Monday, October 24, 2011

Polemic on Middle Class Life

Outside of psychology, I find the subject of children boring, and, as you surely know, I find the world of football games and picnics equally bankrupt. I work hard developing myself (through reading, writing, travel and the arts) so that I may have more to discuss with people than kids. For the world of the petty bourgeoisie interests me little: Actually, I detest the idea of living in a world where everyone is competing with one another based on material wealth and, by extension, fertility.  Do you think I care if John Doe, Dan Smith or anyone else has bought a new car or had another kid?

There are a million mediocre men out there who can’t amount to anything more than working at a dead-end job, are losing their sense of attractiveness (not to mention hair), and who are willing to jump into a marriage, or an affair, for the sake of finding some meaning in their vacuous existence. There are a million more men who are so spiritually inane that sitting in front of a TV watching sports, visiting a strip bar now and then, drinking beer, and going to their kid’s baseball game is enough to keep them going. (Their wives are just as ugly, the only difference being they watch talk-shows instead of sports.)

Walt Disney and daughters
But don’t get me wrong: I believe it’s possible to have children and live an artistic life (Walt Disney and Stanley Kubrick did it), just as I believe children can enhance life immeasurably. My problem is not with children, but with middle-class, suburban existence, which revolves around child rearing and materialism. I reject the idea of following in my children’s footsteps: children should enhance my lifestyle, not end it. I hold the same views of marriage. Let’s be clear about it: I don’t give a damn what other people think of me, my work and my private life. It’s none of their business—and I refuse to succumb to the insecurity arising from peer pressure. Unfortunately, this is what I think of anyone who challenges me for not having developed in the “right” way. To hell with them! Show me one of these people who isn’t neurotic in his or her secret hours, plagued by the feeling that life is insignificant.

Marriage vows spoken to the tune of a biological clock is risky at best, and, in my opinion, to take this route is to head down a path of stress: get married (but it didn’t turn out like you hoped), have kids (but it didn’t turn out like you hoped), buy a house (the same), get a new job (the same again) and so on and so forth. I believe that happiness stems from physical and spiritual health. Physical health is easy: run a few laps around the track everyday, eat right and sleep deeply. Spiritual health is less easy: it demands the constant stimulation of the intellect, which must be fed from both abstract sources (books, films, music, etc.) and real sources (travel, people, laboratory, etc.).

Abraham Maslow
Writing about education, the psychologist Abraham Maslow said: “You ask the question about the courses you took in high school, ‘How did my trigonometry course help me to become a better human being?’ an answer echoes, ‘By gosh, it didn’t!’ In a certain sense trigonometry was a waste of time.” Basically, I disagree with him here, although I can understand why he said this. He means to say that book learning (i.e., empiricism and positivism) is insufficient for spiritual development. “Far more important,” he says, “have been such experiences as having a child. Our first baby changed me as a psychologist. It made the behaviorism I had been so enthusiastic about look so foolish that I couldn’t stomach it anymore.” And yet one of life’s paradoxes is that those who reach self-actualization (or at least get near to it) are in the minority. Despite his pique over the limitations of science as a tool to learn about people, if Maslow has fulfilled his creative potential, it is not from having a baby.

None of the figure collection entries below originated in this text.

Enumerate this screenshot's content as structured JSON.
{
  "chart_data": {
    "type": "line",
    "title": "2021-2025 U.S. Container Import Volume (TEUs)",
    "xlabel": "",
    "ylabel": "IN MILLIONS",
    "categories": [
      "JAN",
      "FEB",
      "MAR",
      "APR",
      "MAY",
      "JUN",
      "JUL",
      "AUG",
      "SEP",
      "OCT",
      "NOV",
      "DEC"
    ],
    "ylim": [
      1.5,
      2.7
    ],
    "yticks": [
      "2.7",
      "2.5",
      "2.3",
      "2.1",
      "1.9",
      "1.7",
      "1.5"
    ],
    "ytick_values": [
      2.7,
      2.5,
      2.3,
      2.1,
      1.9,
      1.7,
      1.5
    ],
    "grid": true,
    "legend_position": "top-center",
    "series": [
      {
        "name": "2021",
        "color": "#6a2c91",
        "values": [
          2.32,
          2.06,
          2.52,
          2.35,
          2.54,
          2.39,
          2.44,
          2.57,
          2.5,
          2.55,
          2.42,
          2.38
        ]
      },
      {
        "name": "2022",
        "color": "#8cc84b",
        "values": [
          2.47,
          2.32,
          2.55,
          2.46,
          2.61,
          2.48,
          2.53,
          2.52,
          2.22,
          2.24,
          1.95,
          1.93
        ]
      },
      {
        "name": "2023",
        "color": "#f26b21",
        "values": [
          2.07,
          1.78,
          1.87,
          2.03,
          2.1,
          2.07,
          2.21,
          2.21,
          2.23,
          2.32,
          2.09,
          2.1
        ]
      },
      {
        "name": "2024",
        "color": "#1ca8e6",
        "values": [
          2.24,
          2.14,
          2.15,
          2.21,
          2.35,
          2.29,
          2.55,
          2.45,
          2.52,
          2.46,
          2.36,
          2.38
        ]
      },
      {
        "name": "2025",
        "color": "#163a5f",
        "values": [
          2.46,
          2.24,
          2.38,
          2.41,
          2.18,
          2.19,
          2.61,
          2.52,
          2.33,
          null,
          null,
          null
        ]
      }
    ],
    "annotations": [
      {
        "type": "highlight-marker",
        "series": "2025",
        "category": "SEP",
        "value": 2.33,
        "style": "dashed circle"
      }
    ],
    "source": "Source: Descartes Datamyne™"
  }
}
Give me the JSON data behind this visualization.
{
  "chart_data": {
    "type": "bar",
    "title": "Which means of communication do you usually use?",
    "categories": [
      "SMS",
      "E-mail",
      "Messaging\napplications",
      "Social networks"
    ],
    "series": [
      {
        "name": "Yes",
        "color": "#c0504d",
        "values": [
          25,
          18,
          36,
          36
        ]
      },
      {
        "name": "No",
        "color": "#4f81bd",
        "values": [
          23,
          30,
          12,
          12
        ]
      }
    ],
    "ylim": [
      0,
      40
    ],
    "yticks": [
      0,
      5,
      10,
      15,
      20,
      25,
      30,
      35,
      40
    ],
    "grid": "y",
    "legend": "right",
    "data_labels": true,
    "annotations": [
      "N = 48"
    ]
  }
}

“Far more important…” I deny that, and we had better argue about that. Human knowledge is collective, and to rely on personal experience as a means of enlightenment is to miss out on humanity’s greatest achievements: books, schools, movies and the Internet—that is, the external sources of information that do not derive from instinct and intuition. Because it is flat out impossible to think on your own, to think without the thoughts of others. Creativity is based on synthesis. How do you make music without notes? And how do you think without books?

The problem with reading is that it costs time and energy—unlike sex, it is not deeply imbedded in our consciousness—and thus it remains a minority that has time to enjoy it and benefit from it. The profound experience of childbirth does not produce profound people. If this were so, the guy with ten kids would be a prophet and priests would be out of work.